Für ein Ehepaar, in dem beide Partner unterschiedlich verdienen, ergibt sich durch die Kombination der Steuerklassen III und V ein Vorteil – allerdings ein ohnehin kleiner und relativer. Das höhere Einkommen unterliegt dadurch einer geringeren Besteuerung, das niedrige einer etwas höheren. Je deutlicher die Gehaltsdifferenz, desto besser stellt sich das Nettoeinkommen der Familie erst einmal dar. Allerdings gilt dieser Vorteil nur für die Steuervorauszahlung, also das, was sich in der monatlichen Lohnabrechnung niederschlägt.

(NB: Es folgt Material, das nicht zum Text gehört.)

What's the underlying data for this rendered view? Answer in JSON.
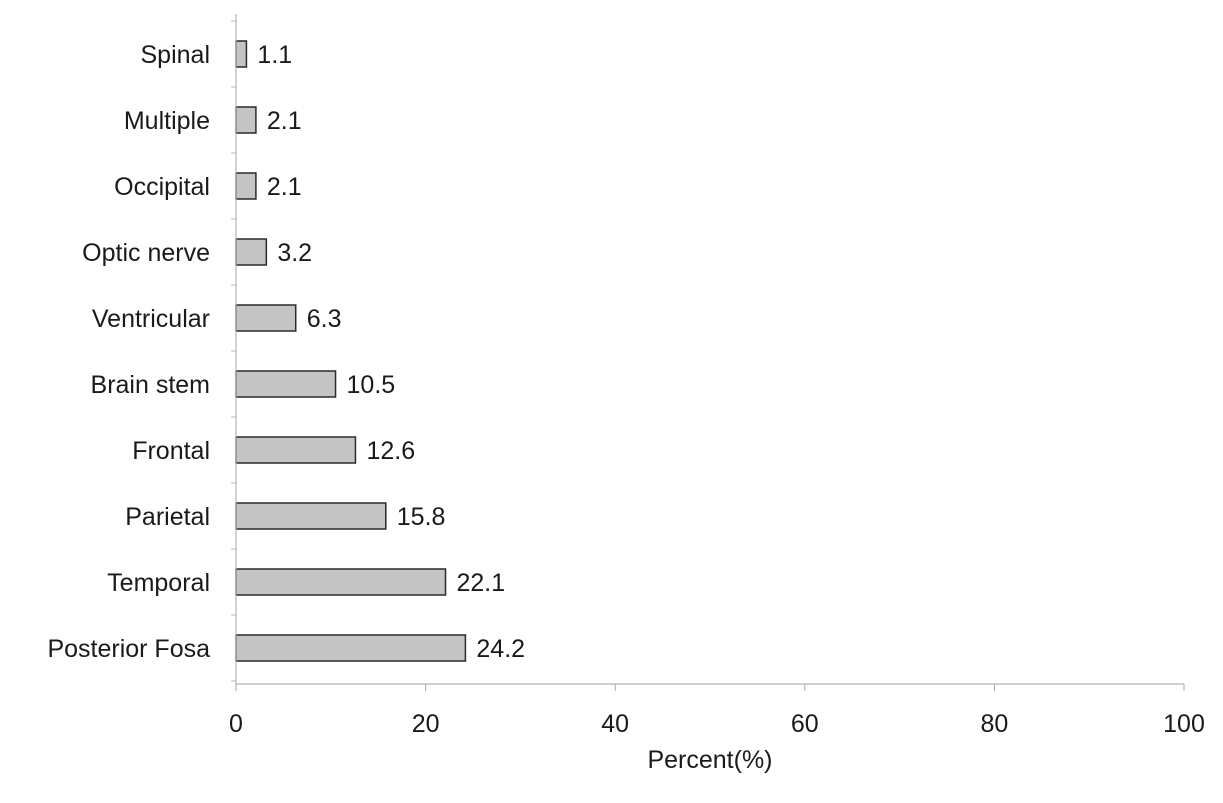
{
  "chart_data": {
    "type": "bar",
    "orientation": "horizontal",
    "categories": [
      "Spinal",
      "Multiple",
      "Occipital",
      "Optic nerve",
      "Ventricular",
      "Brain stem",
      "Frontal",
      "Parietal",
      "Temporal",
      "Posterior Fosa"
    ],
    "values": [
      1.1,
      2.1,
      2.1,
      3.2,
      6.3,
      10.5,
      12.6,
      15.8,
      22.1,
      24.2
    ],
    "data_labels": [
      "1.1",
      "2.1",
      "2.1",
      "3.2",
      "6.3",
      "10.5",
      "12.6",
      "15.8",
      "22.1",
      "24.2"
    ],
    "title": "",
    "xlabel": "Percent(%)",
    "ylabel": "",
    "xlim": [
      0,
      100
    ],
    "x_ticks": [
      0,
      20,
      40,
      60,
      80,
      100
    ],
    "grid": false,
    "legend": "none",
    "colors": {
      "bar_fill": "#c4c4c4",
      "bar_stroke": "#2a2a2a",
      "axis": "#b5b5b5",
      "text": "#1a1a1a"
    }
  }
}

In der jährlichen Steuerabrechnung folgt die Versteuerung der Einkommenssteuertabelle.
Schon jetzt können Ehepartner allerdings frei wählen: entweder die Kombination aus III und V, oder für beide die Steuerklasse IV, die sich empfiehlt, wenn beide etwa gleich verdienen. Was Familien in Deutschland zu schaffen macht, ist nicht die Wahl der Steuerklasse, sondern die generell hohe Steuer- und Abgabenlast. Eine Ungerechtigkeit, wie Paus wähnt, gibt es also gar nicht zu beseitigen.

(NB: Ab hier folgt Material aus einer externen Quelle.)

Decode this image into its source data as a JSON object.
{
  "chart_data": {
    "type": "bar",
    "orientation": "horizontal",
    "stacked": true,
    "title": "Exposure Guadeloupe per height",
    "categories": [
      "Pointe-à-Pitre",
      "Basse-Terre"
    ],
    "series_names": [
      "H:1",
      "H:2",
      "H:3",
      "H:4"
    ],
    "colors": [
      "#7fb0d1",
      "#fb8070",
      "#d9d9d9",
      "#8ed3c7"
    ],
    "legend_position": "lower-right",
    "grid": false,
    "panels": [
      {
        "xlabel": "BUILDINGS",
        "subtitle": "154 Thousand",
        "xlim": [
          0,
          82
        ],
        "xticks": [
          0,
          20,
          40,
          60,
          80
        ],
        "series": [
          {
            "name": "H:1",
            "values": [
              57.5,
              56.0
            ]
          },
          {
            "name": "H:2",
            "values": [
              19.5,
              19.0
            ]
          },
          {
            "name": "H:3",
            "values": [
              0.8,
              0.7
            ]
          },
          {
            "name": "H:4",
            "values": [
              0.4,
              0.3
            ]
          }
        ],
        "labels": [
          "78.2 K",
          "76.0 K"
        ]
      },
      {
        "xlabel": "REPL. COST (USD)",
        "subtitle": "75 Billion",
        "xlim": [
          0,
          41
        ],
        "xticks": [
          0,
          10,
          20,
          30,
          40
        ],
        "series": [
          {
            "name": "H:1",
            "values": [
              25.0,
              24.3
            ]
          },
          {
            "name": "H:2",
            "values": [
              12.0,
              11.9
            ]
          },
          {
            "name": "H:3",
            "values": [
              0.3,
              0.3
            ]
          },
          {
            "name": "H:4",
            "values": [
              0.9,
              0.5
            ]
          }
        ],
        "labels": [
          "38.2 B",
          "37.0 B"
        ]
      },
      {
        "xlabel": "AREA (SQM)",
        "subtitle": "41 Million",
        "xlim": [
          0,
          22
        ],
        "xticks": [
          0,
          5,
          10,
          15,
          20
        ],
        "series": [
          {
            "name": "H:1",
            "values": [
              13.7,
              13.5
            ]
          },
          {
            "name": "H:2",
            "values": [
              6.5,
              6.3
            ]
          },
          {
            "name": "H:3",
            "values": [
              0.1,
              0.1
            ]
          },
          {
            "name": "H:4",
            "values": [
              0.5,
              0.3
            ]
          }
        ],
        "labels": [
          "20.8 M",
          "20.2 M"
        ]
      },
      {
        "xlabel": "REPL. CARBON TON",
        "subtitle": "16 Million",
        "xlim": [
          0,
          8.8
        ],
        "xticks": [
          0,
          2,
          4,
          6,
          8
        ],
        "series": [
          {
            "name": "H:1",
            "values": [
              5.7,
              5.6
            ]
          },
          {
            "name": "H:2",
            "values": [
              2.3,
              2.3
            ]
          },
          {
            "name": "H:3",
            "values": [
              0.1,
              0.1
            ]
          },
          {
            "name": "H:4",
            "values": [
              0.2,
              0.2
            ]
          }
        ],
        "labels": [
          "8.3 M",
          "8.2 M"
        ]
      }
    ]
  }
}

Allerdings passt das Vorhaben in die politische Ausrichtung der Ampel und dort vor allem zu der SPD und den Grünen, die unentwegt „Reformbedarf“ entdecken und „Probleme anpacken“ wollen, von deren Existenz kaum ein Normalbürger vorher etwas ahnte. Bei der Änderung des Ehegattensplittings, wie die Grünen es fordern, geht es auch weniger um das Familieneinkommen – sondern vielmehr um den Arbeitsmarkt. Nach ihrer Vorstellung hält die Wahlmöglichkeit unterschiedlicher Steuerklassen Frauen massenhaft davon ab, in den Arbeitsmarkt einzusteigen beziehungsweise Vollzeit zu arbeiten. Mit dem Kombinationsverbot der Klassen III und V für Ehepaare soll der Partner, der bisher weniger verdient, von Staats wegen zu Mehrarbeit angehalten werden.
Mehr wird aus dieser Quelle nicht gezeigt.